Casi al cuarto para las once de la mañana, la hora de la cita, las posibilidades de que llegaran manifestantes parecían nulas. Lo más cercano eran los vehículos que circulaban por la avenida Usumacinta y cuyos tripulantes alcanzaban a gritar, en una unanimidad pero cada quien en su estilo, que no iba a llegar y que tenían que ir a buscarlo.

La idea expresada a gritos por los automovilistas a los periodistas daba cuenta del grado de expectación que el caso de los 88.5 millones de pesos y el del “saqueo” a Tabasco han levantado entre la sociedad tabasqueña, cada vez más exigente de que Granier comparezca, luego de enterarse de la cantidad de zapatos, trajes y pantalones que el ex mandatario confesara en una supuesta tarde de borrachera.

Hasta las once de la mañana se presentó Nacho, egresado de Comunicación, estatua viviente en el centro de la ciudad y miembro del movimiento #Yosoy132, todavía con su cartulina en blanco y con un plumón.

También en solitario, el ex líder de disidentes petroleros en el estado, Raúl Droualiet Patiño, mostraba una manta con las fotografías de los miembros del gabinete de Andrés Granier y del secretario sin cartera, su hijo Fabián, quien dispuso a su antojo desde la Quinta Grijalva, donde despachaba.

“Vamos a denunciarlos a nivel mundial a estos cabrones, ladrones, asesinos, que representan en este país la carroña y le vamos a pedir a Peña Nieto que no sostenga a Granier”, arengaba desde la batea de su camioneta, tras anunciar el viaje de un contingente el 17 de junio a la capital del país.

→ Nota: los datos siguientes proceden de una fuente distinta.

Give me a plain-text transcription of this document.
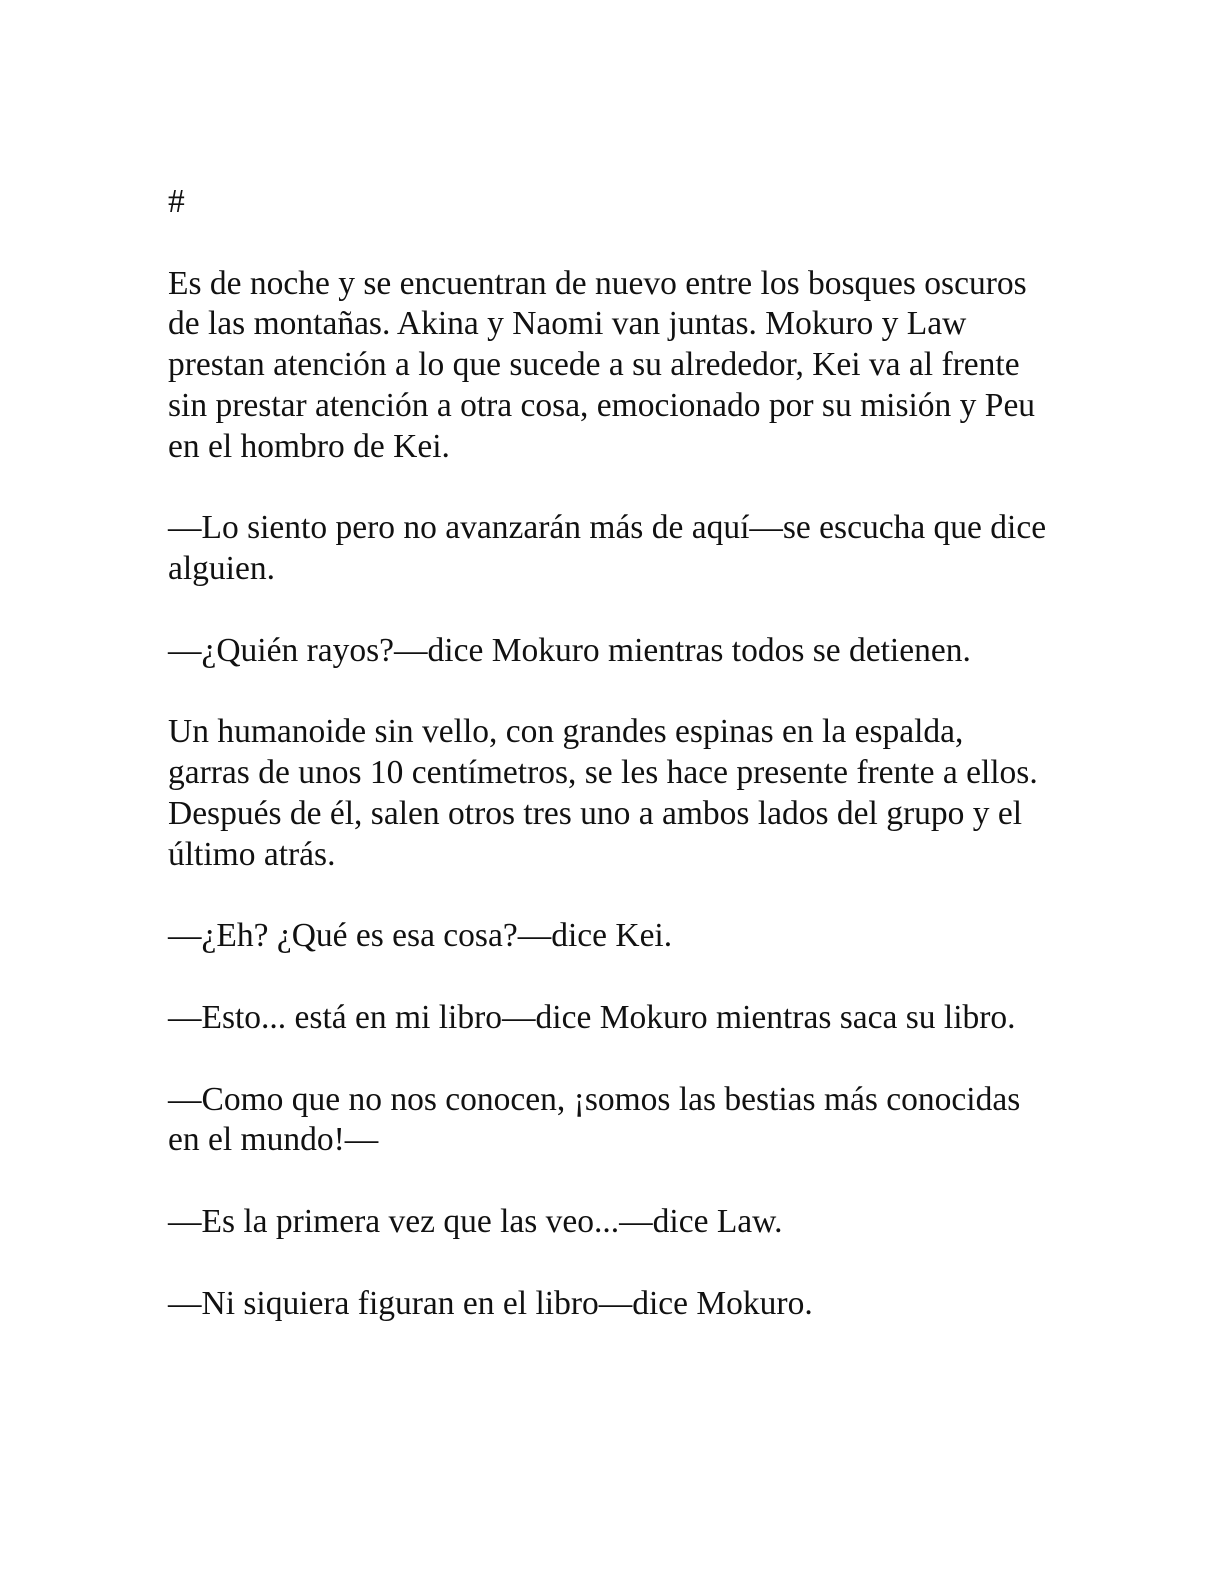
#

Es de noche y se encuentran de nuevo entre los bosques oscuros de las montañas. Akina y Naomi van juntas. Mokuro y Law prestan atención a lo que sucede a su alrededor, Kei va al frente sin prestar atención a otra cosa, emocionado por su misión y Peu en el hombro de Kei.

—Lo siento pero no avanzarán más de aquí—se escucha que dice alguien.

—¿Quién rayos?—dice Mokuro mientras todos se detienen.

Un humanoide sin vello, con grandes espinas en la espalda, garras de unos 10 centímetros, se les hace presente frente a ellos. Después de él, salen otros tres uno a ambos lados del grupo y el último atrás.

—¿Eh? ¿Qué es esa cosa?—dice Kei.

—Esto... está en mi libro—dice Mokuro mientras saca su libro.

—Como que no nos conocen, ¡somos las bestias más conocidas en el mundo!—

—Es la primera vez que las veo...—dice Law.

—Ni siquiera figuran en el libro—dice Mokuro.
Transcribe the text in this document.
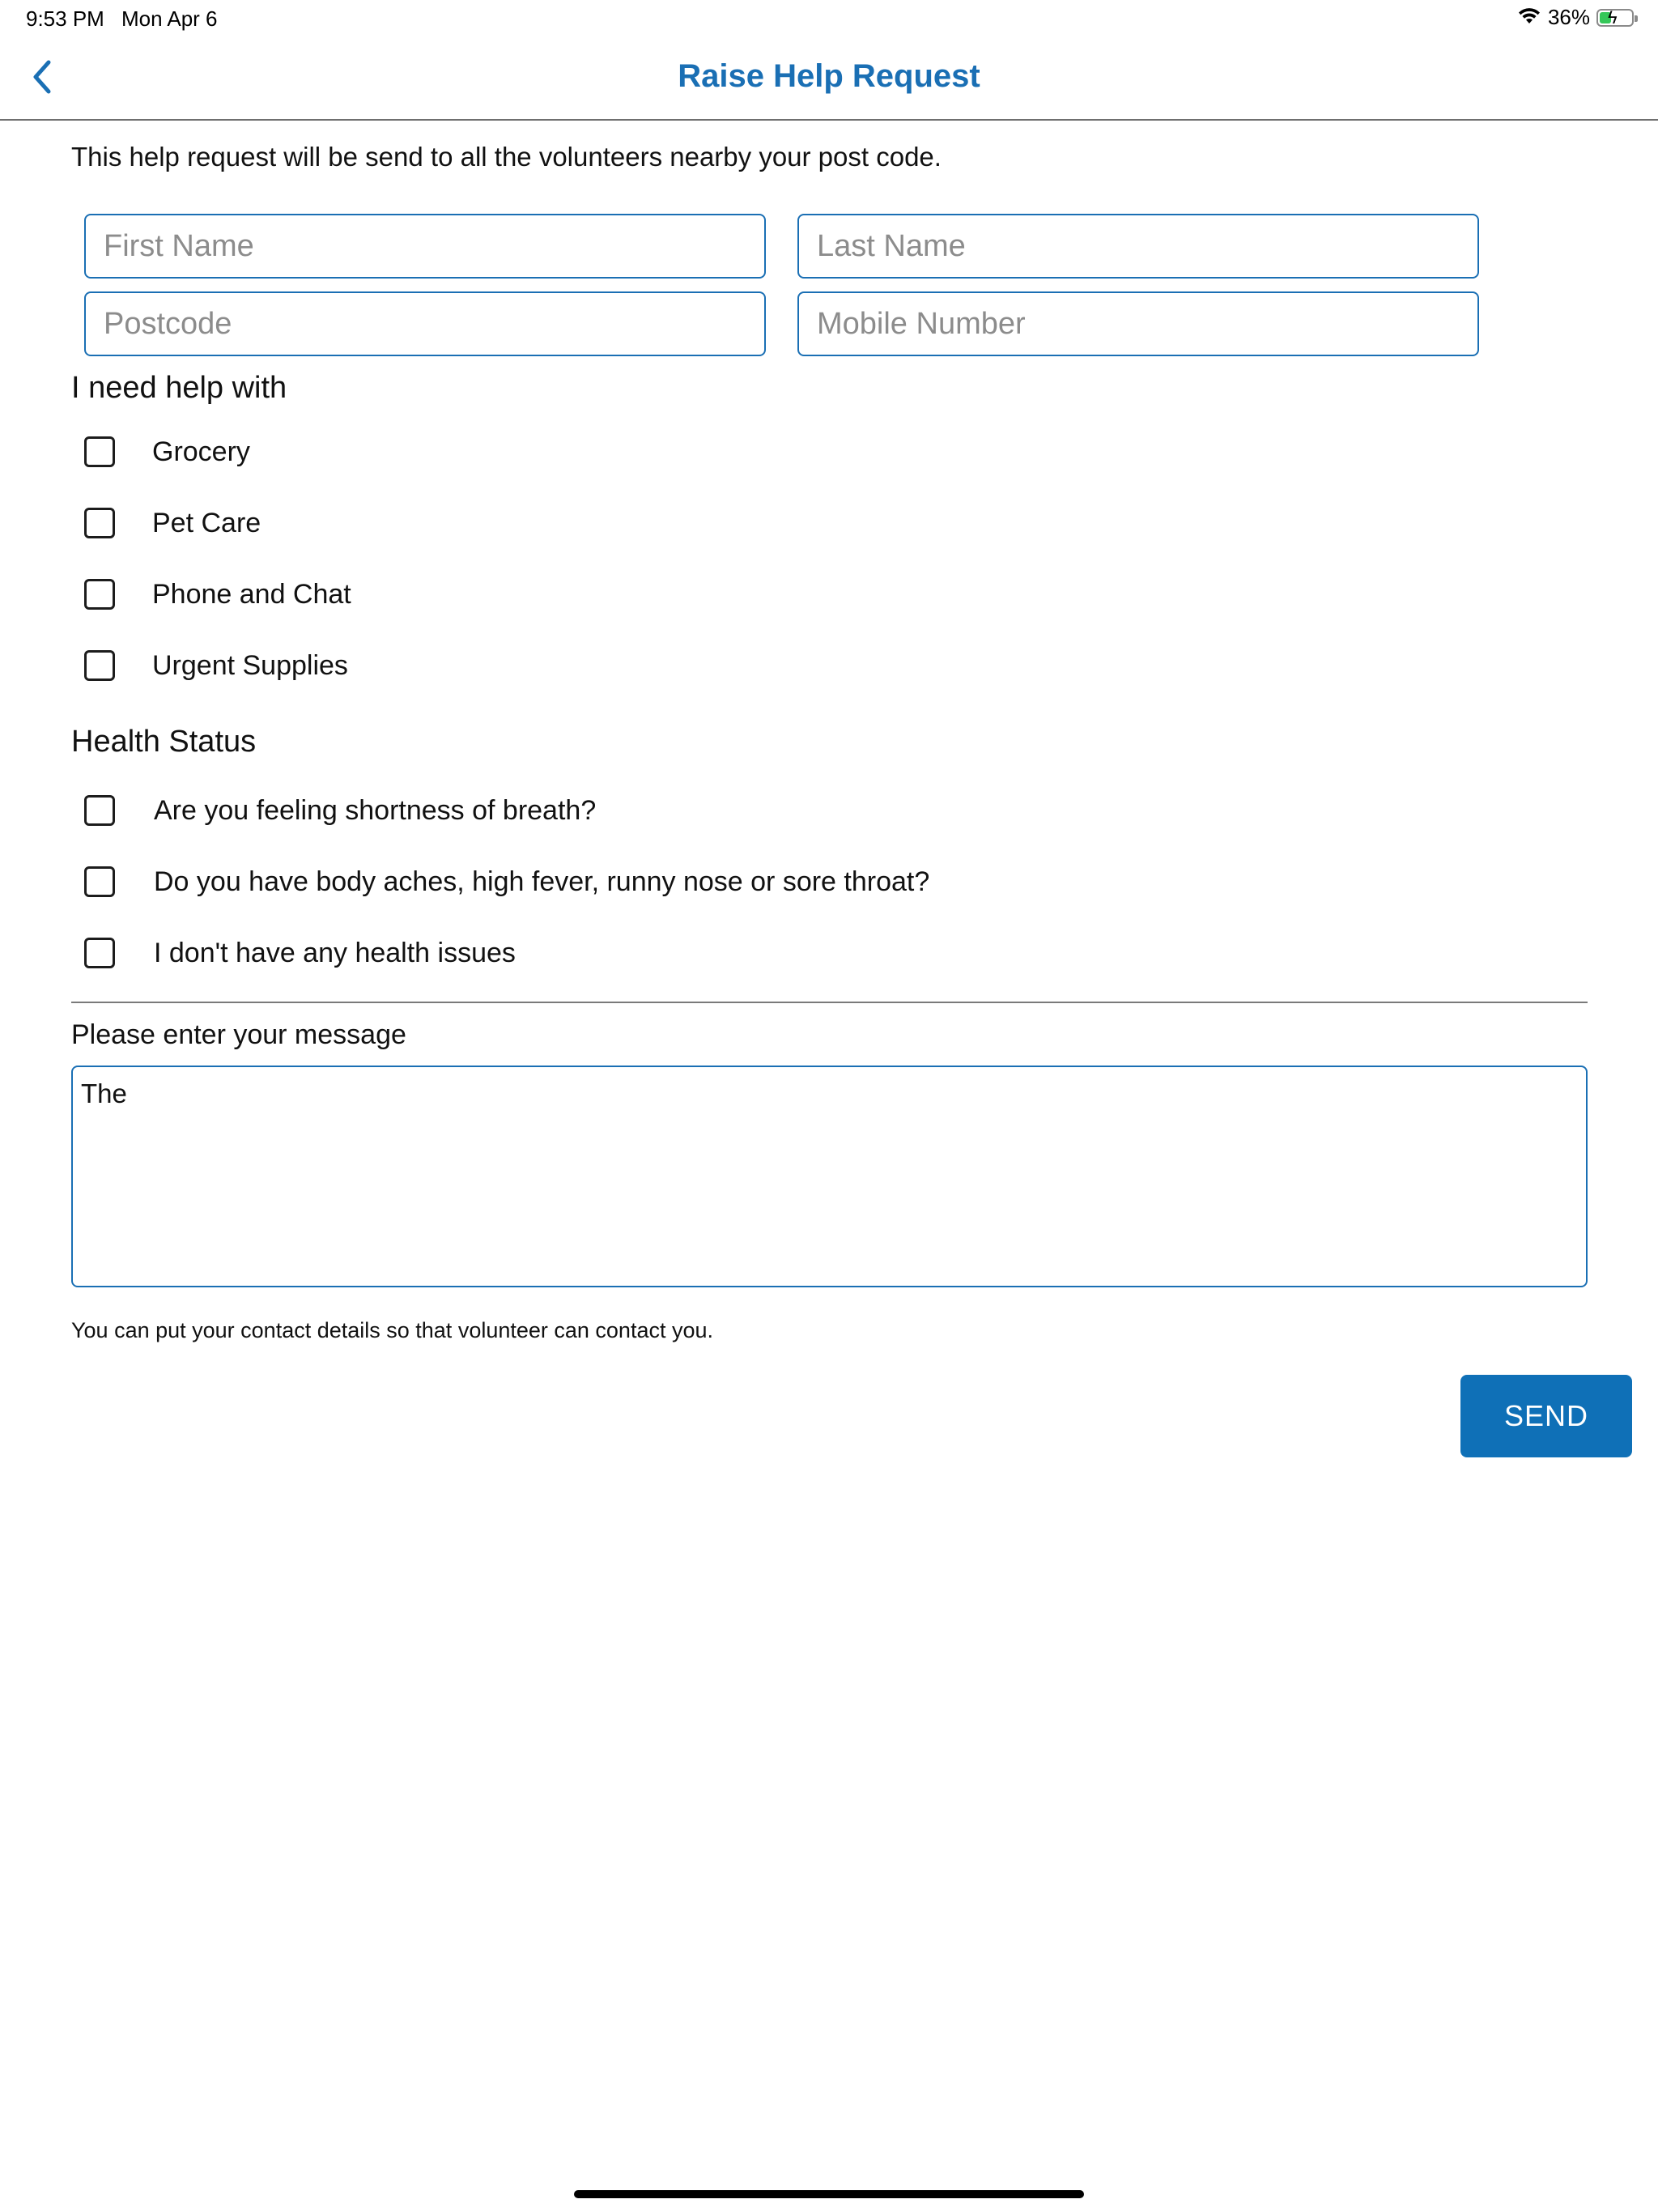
9:53 PM Mon Apr 6	36% ϟ
Raise Help Request
This help request will be send to all the volunteers nearby your post code.
First Name
Last Name
Postcode
Mobile Number
I need help with
Grocery
Pet Care
Phone and Chat
Urgent Supplies
Health Status
Are you feeling shortness of breath?
Do you have body aches, high fever, runny nose or sore throat?
I don't have any health issues
Please enter your message
The
You can put your contact details so that volunteer can contact you.
SEND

Luego los dos indignados fueron reforzados por una veintena de habitantes del fraccionamiento Gracias México, quienes fueron reubicados de las riberas de los ríos a ese lugar, polémico por estar en los terrenos que Abraham Cupil Córdova, padre de Marlis Cupil López –la ex secretaria del ex tesorero José Manuel Saiz Pineda--, compró en 100 millones de pesos y revendió al gobierno en 240 millones al día siguiente, en 2008, sin contar con ingresos.

Los pobladores fueron a protestar porque Granier “nos heredó a un líder corrupto que además es un sicario del narco que se dedica a amenazarnos y querernos quitar nuestras casas”, dijo una de las manifestantes.

Poco antes del mediodía arribaron otros siete jóvenes, quienes intentaron enseñarle al resto una porra demasiado larga, muy bien rimada, a dos voces y por ende demasiado complicada para ser porra. “Muera Granier”, “Cárcel a Granier”, siguieron gritando los presentes. Más fácil… y más claro.